Sammlung der Entscheidungen des Schweizerischen Bundesgerichts
Collection des arrêts du Tribunal fédéral suisse
Raccolta delle decisioni del Tribunale federale svizzero

II. Öffentlich-rechtliche Abteilung 2A.234/2006
Zurück zum Index II. Öffentlich-rechtliche Abteilung 2006
Retour à l'indice II. Öffentlich-rechtliche Abteilung 2006


{T 0/2}
2A.234/2006 /bru

Urteil vom 23. Januar 2007
II. öffentlich-rechtliche Abteilung

Bundesrichter Merkli, Präsident,
Bundesrichter Müller, Bundesrichterin Yersin,
Gerichtsschreiber Matter.

A.X._______,
B.X._______,
Beschwerdeführer,
beide vertreten durch Rechtsanwalt Armin Sahli,

gegen

Kantonale Verwaltung für die direkte Bundessteuer des Kantons Freiburg,
Postfach, 1701 Freiburg.

Sicherstellungsverfügung,

Verwaltungsgerichtsbeschwerde gegen die Sicherstellungsverfügung der
Kantonalen Verwaltung für die direkte Bundessteuer des Kantons Freiburg vom
29. März 2006.

Sachverhalt:

A.
A. X._______ arbeitet für die Z._______ AG in Schmitten FR und ist Eigentümer
eines Einfamilienhauses in Tafers, das er mit seiner Frau und seinen zwei
Kindern bewohnte. In einem Bericht vom 19. Dezember 2005 kam die Kantonale
Verwaltung für die direkte Bundessteuer des Kantons Freiburg zum Schluss,
A.X._______ habe jahrelang für Verkäufe in die Länder der ehemaligen UdSSR
eine Provision von vier Prozent erhalten, die er gegenüber den Schweizer
Steuerbehörden nicht deklariert habe. Daraufhin wurde ein Nach- und
Strafsteuerverfahren eingeleitet.

Am 29. März 2006 erliess die Steuerverwaltung eine Sicherstellungsverfügung
in der Höhe von Fr. 712'926.40 gegenüber den Eheleuten X._______, nachdem
diese im Dezember 2005 nach Russland gereist und in der Folge nicht in die
Schweiz zurückgekehrt waren. Die Behörden gingen davon aus, die Ehegatten
hätten ihren Wohnsitz in der Schweiz aufgegeben; zudem sei die
Steuerforderung gefährdet. Gestützt auf die Verfügung wurden Vermögenswerte
der Pflichtigen verarrestiert.

B.
Am 27. April 2006 haben A.X._______ und B.X._______
Verwaltungsgerichtsbeschwerde beim Bundesgericht eingereicht mit dem Antrag,
die Sicherstellungsverfügung sowie die Arrestbefehle aufzuheben.

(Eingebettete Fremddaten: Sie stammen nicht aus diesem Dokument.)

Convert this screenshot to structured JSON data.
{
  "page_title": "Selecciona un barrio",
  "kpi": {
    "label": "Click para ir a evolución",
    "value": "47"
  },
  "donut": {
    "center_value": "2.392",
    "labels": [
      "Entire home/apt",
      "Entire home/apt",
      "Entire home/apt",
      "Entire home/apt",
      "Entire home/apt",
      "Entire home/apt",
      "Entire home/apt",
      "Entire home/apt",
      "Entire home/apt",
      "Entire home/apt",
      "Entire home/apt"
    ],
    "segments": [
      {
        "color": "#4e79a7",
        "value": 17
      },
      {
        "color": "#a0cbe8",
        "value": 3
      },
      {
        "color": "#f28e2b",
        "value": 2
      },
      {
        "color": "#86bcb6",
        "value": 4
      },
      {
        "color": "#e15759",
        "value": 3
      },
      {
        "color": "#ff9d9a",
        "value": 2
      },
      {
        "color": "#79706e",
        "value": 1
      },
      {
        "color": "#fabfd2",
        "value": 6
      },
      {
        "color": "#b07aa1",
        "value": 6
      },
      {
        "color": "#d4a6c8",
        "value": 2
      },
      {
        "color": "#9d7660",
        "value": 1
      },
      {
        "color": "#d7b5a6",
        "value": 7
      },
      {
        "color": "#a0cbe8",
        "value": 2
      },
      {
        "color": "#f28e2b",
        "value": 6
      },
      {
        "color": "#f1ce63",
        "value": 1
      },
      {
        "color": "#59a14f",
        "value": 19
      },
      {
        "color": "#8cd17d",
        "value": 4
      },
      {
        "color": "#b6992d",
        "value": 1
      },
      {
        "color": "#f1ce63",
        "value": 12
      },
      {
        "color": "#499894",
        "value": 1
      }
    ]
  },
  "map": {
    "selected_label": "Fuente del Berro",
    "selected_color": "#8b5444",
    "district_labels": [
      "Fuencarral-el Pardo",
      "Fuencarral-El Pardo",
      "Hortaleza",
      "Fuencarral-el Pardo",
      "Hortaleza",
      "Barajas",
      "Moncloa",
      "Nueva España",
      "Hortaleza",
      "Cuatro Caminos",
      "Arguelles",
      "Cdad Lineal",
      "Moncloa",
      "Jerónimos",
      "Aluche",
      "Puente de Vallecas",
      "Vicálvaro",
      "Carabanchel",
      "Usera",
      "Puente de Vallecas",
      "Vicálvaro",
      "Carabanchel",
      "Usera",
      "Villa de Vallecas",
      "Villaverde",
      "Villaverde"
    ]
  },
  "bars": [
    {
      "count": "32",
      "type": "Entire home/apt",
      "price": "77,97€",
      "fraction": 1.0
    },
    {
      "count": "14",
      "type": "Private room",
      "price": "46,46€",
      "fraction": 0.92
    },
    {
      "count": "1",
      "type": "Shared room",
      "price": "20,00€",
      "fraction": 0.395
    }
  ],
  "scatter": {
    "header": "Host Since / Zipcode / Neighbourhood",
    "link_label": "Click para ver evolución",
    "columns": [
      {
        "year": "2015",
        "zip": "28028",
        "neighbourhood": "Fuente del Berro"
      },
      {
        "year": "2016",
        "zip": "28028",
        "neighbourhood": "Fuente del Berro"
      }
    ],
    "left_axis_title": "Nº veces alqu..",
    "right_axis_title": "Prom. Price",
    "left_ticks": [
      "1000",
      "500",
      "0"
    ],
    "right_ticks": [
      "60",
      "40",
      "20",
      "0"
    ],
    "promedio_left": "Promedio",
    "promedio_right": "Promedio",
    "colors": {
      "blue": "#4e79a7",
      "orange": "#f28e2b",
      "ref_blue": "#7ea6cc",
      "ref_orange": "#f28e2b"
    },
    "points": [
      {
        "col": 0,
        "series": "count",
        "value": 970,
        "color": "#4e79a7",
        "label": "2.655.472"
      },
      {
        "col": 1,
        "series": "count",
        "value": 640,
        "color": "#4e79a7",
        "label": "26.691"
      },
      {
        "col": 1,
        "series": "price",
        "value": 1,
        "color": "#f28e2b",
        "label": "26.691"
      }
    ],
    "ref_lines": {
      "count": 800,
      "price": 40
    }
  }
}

Die kantonale Steuerverwaltung schliesst auf Abweisung der Beschwerde. In
einem zweiten Schriftenwechsel haben die Parteien an ihrem jeweiligen
Rechtsstandpunkt festgehalten. Die Eidgenössische Steuerverwaltung beantragt
Abweisung der Beschwerde.

Das Bundesgericht zieht in Erwägung:

1.
1.1 Am 1. Januar 2007 ist das Bundesgesetz vom 17. Juni 2005 über das
Bundesgericht (BGG; SR 173.110) in Kraft getreten (AS 2006 1205, 1243). Da
die angefochtene Verfügung vorher ergangen ist, richtet sich das Verfahren
noch nach dem Bundesgesetz vom 16. Dezember 1943 über die Organisation der
Bundesrechtspflege (OG; Art. 132 Abs. 1 BGG).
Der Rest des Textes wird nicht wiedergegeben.